The current seminary model is pretty good at some of those things, and maybe not so perfect at others. Some version of the old Antiochian model —  which might be a practical necessity for at least the Fall 2020 semester anyway — would have its own strengths and weaknesses. Two of the biggest weaknesses would likely be in the areas of peer and cross-jurisdictional relationships, but this could be mitigated by gathering students and their families in person for extended periods of time in the summer — something that’s already done, on some level, in many of the “late vocations” programs.

Maybe this model would work; maybe it wouldn’t, for one reason or another. Regardless, the COVID-19 crisis may force such an experiment upon us. If schools are not allowed to open for in-person classes in the Fall 2020 semester — a very real possibility — our jurisdictions and seminaries may have little choice but to try out an approach similar to the one described here. Necessity is, after all, the mother of invention.

6 Replies to “Back to the Future: A New Old Model for Clergy Training”

  1. The adoption of the preceptor model is good but often ordaining men before age 30.

    My very strong opinion is that all priests must have held a secular job full time for al LEAST a few years. This is about the only way they can understand the pressures of employment in the secular world, as most of the parishioners will live day to day.

    Then, a preceptor program is VITAL. No man should be given a parish without having been mentored along side a seasoned priest.

    This I know from experience.

    PS – I LOVE these posts!

  2. Having taken part in one of the distance learning programs for the diaconate and now being enrolled at St. Tikhon’s, I can see the wisdom of this model. One weakness of the current seminary model is that seminary accreditation in America is (in some ways) incompatible with Orthodoxy. Meaning, we have required classes that are not key to Orthodox ministry, and then, several of the incredibly important classes to Orthodox ministry do not even count toward the degree.
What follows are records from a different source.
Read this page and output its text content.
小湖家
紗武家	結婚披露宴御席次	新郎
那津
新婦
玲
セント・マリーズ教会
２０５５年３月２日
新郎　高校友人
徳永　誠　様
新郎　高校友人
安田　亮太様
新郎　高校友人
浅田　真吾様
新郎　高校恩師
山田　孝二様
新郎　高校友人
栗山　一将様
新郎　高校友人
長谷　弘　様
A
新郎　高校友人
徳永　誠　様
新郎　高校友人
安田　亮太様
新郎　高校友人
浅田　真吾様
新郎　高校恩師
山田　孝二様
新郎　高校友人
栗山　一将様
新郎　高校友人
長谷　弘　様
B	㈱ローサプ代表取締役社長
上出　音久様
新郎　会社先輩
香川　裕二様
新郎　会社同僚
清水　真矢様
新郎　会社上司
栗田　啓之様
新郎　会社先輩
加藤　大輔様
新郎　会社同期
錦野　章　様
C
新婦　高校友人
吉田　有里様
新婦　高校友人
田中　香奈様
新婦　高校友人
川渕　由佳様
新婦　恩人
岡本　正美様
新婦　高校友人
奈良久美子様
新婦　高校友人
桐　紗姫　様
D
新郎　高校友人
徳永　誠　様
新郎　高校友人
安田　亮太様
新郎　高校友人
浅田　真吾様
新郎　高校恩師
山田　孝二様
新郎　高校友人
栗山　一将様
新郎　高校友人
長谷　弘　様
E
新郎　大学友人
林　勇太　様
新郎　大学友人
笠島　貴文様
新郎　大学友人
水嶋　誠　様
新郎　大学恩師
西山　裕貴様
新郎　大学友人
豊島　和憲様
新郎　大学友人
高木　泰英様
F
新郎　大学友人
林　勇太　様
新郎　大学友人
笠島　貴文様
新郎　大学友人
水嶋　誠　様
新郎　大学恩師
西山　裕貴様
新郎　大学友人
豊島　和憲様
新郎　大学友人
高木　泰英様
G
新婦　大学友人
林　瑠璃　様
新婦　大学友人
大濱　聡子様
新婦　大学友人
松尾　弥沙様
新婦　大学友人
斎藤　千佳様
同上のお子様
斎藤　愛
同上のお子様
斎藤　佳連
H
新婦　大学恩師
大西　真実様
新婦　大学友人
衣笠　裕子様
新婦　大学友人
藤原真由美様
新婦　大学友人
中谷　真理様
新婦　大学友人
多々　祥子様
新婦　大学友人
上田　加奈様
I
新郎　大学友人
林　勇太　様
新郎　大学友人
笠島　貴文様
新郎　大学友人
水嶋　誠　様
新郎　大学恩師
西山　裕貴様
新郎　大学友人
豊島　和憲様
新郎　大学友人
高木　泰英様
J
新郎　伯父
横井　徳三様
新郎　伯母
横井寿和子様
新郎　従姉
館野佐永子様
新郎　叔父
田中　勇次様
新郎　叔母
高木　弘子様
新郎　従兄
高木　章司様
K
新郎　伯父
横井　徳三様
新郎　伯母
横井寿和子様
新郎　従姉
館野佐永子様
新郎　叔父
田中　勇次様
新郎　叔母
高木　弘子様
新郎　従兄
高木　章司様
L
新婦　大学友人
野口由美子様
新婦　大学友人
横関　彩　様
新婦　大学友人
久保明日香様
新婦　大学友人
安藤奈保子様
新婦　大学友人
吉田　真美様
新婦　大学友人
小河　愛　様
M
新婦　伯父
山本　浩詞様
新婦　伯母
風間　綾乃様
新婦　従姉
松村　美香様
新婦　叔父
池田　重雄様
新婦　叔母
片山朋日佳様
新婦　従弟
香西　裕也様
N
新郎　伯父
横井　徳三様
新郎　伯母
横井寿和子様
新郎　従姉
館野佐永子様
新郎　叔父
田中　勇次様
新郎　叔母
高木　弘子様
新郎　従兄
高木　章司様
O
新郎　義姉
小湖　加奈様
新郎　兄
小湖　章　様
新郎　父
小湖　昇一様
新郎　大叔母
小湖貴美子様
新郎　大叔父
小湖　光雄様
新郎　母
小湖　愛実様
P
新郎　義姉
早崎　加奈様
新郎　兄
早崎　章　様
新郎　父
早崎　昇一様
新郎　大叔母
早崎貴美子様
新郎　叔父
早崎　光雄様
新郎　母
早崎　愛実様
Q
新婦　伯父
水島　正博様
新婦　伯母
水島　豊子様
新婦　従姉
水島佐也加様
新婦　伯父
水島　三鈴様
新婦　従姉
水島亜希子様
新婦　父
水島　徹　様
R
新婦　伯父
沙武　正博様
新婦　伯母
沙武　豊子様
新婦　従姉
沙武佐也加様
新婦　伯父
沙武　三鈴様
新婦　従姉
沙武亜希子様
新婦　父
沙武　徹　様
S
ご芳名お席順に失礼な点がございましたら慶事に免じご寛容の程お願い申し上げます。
So, if the aspiring priest does not necessarily need an M.Div., but needs practical pastoral guidance, the above-proposed model could improve on some of the current weaknesses. …But as you say, if we cannot return to a normal school year in Fall 2020, this could provide some inspiration as to how we might be able to adapt, even if temporarily.

  3. Several of the suggestions made here are built in, at least formally, to the program of the Diocese of Chicago pastoral school program: mentorship, practical internship work in the parish, in particular.

  4. One crucial aspect of seminary life is spiritual formation, as you listed. Being part of a seminary community, with a full cycle of daily services (which is not possible in a typical parish) are crucial.
    One aspect that is often overlooked is the use of Clinical Pastoral Education (CPE). While CPE was originally formulated in Protestant settings it is very valuable training in the basics of pastoral counseling and ministering to the sick along with growing in self awareness. Thankfully, St. Vladimir’s has adopted CPE as part of their curriculum while St. Tikhon’s has since dropped it and the other seminaries, as far as I know, do not require it nor encourage it.

    1. Possession of one unit of CPE also opens the door to professional hospital chaplaincy for seminary graduates. When I received my MDiv at SVS the program only encompassed a portion of a unit, and as far as I know it was not transferable. The hundred hours of CPE training our class undertook was excellent education but the expanded program which affords CPE certification is a real boost to grads re-entering the job market.